Friday, August 3, 2012

Iran's economic crisis escalates

Iran's leadership is now openly admitting that the nation is facing an economic crisis. Of course the cause according to them is a "temporary" form of economic "soft war" waged by the US.
FARS: "The economic crisis is, in fact, a war waged by the enemy against Iran after its failure in previous confrontations (against Iran)," Ayatollah Jannati said, addressing a large and fervent congregation of worshippers on Tehran University Campus on Friday.

He said that economic problems will not continue and are limited to a short period, and urged the Iranian nation to resist the West's economic pressure.
Iran's inflation is now out of control. Bloomberg no longer reports Iran's official inflation numbers, but the last reports through April of 2012 show some 24% CPI and runaway food inflation (running at over 5% a month). Keep in mind that this was before the North American drought that sent global agricultural commodities prices flying.

The last reported changes in Iran's food inflation 
(source: Bloomberg)
WSJ: - ... it is already apparent that sanctions have had a real effect on Iran's economic health. Statistics issued by Iran's central bank show inflation at 21%, but with the cost of staple goods rising by leaps and bounds, the actual experience of inflation is bound to be graver. The price of bread increased by 40% in the month of June alone, causing a nationwide outcry. The price of chicken and vegetables increased by 3.7% and 10% in a period of just two weeks last month. Iranian households now have to pay on average half of their monthly salaries just to keep food on the table.
Iran's central bank is now in a crisis mode.
AFP: - Iran's central bank has established a special cell to fight back against Western economic sanctions that the institution's chief described as "no less than military war," the official IRNA news agency reported on Tuesday.

"We have established a headquarters in the central bank, which meets on a daily basis" and whose task is "to manage the sanctions," central bank chief Mahmoud Bahmani was quoted as saying.
As the reserves of foreign currency dwindle, the central bank instituted currency controls for the citizens traveling abroad.
IRNA: - Governor of Central Bank of Iran Mahmoud Bahmani said on Wednesday travelers will no longer get foreign currency at official rate except for those going to pilgrimage.

Bahmani told reporters at the end of the Majlis formal session that the decision was made in the joint meeting of the government and Majlis economic teams.
The abundance of "hard currency" generated from oil and petrochemicals exports in the past had made Iran highly dependent on imports from abroad - from tools and agricultural products to gasoline.
NYTimes: - Western sanctions have hurt, economists say, particularly in denying Iran access to foreign currency reserves, which it had used to prop up the rial. Yet economists also agree that much of the damage to the economy has been self-inflicted, saying that the Ahmadinejad government went on an import spending spree after oil revenues started hitting record levels from 2005 on.

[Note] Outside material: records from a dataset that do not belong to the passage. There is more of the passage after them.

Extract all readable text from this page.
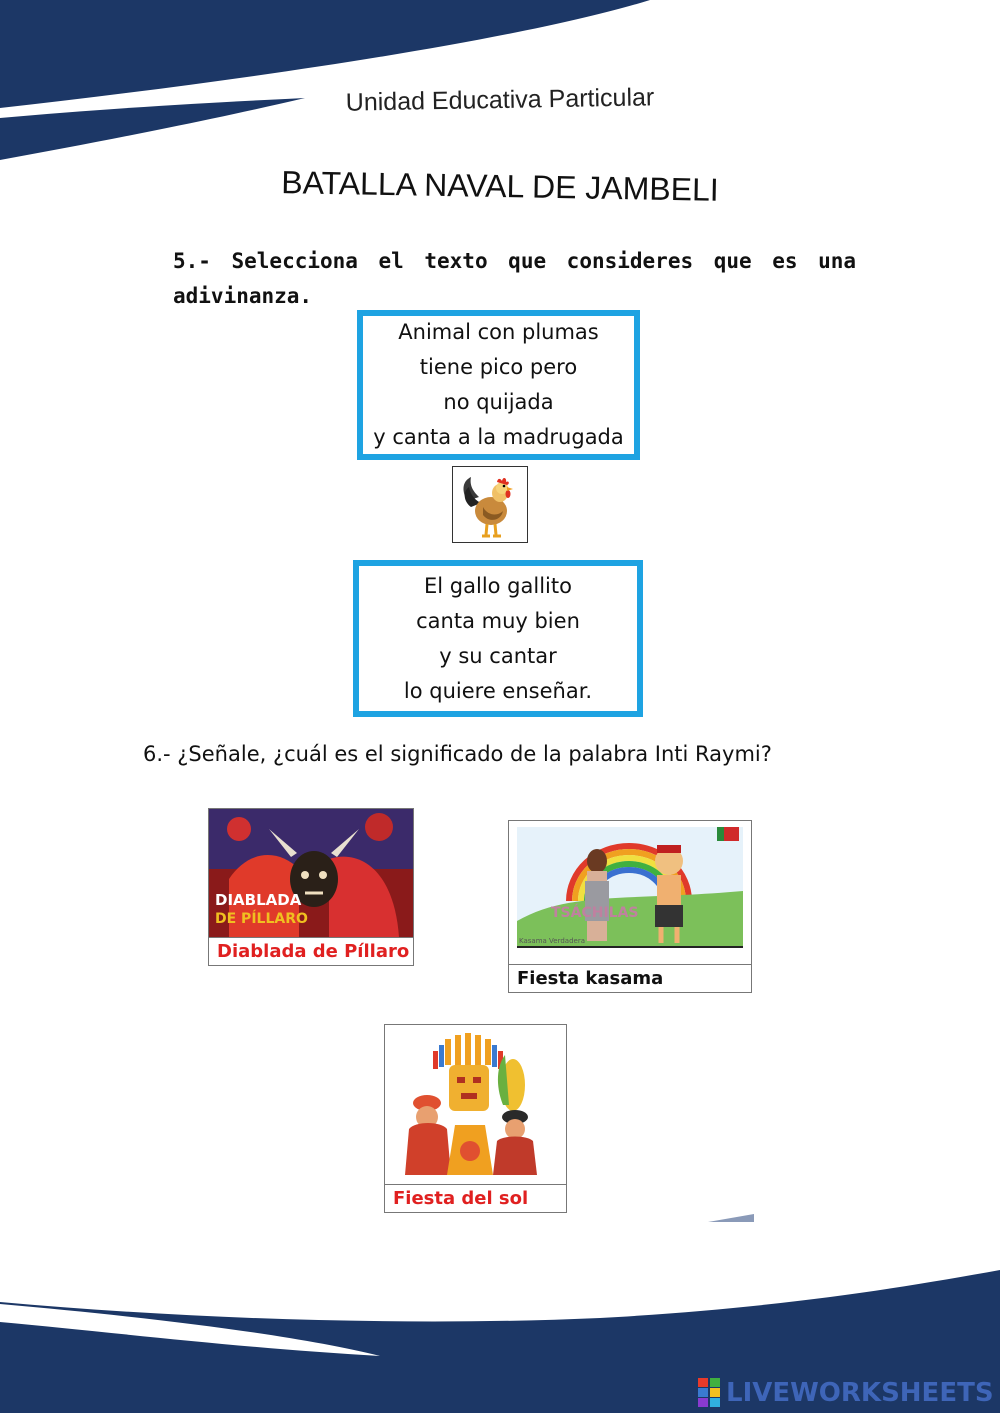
Unidad Educativa Particular
BATALLA NAVAL DE JAMBELI
5.- Selecciona el texto que consideres que es una adivinanza.
Animal con plumas
tiene pico pero
no quijada
y canta a la madrugada
El gallo gallito
canta muy bien
y su cantar
lo quiere enseñar.
6.- ¿Señale, ¿cuál es el significado de la palabra Inti Raymi?
DIABLADA
DE PÍLLARO
Diablada de Píllaro
TSÁCHILAS
Kasama Verdadera
Fiesta kasama
Fiesta del sol
LIVEWORKSHEETS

With the government buying so many goods from abroad, many domestic producers were forced to lay off workers and close factories. That, in turn, has made Iran more vulnerable to international sanctions, they say. Companies that might have helped produce goods to replace those blocked by sanctions have long since gone out of business, as the owners shifted their wealth to speculation, building and selling properties, foreign currency or raw materials.
Iran will use this opportunity to blame the West and the sanctions for all the economic problems. What's particularly troubling however is that the sanctions are not the only cause of Iran's crisis. Between years of mismanagement and the global spike in food prices it was only a matter of time.
NYTimes: - Many economists, though, say that even without the sanctions, Iran would still have big problems: a legacy of inflationary oil spending and budget-busting state subsidies of food, gasoline and other basic items that encouraged overconsumption and the steady erosion of the country’s industrial base.

“Many fundaments of the economy of our country have been destroyed over the past years,” said Mr. Raghfar, the economist. “And now, slowly but surely, the chickens have come home to roost.”
As the economic crisis escalates, Iran faces increased likelihood of civil unrest and power struggles within the government. The authorities are already preparing an army of trained volunteer thugs to take on protests, all of which would be dealt with and portrayed as an act of foreign aggression.
FARS: - Addressing a large gathering of Basij forces here in Tehran on Thursday evening, Jafari pointed to a new formation within the Basij forces known as Salehin Circles, and stated, "One of the main strategies for confronting the soft war of the enemy in cultural, political and social fields is the formation of Basij's Salehin circles."

He added that members of Salehins are taught properly how to confront enemies' cultural, political and social aggression against Iran.
The possibility of a fully destabilized Iran is becoming quite real.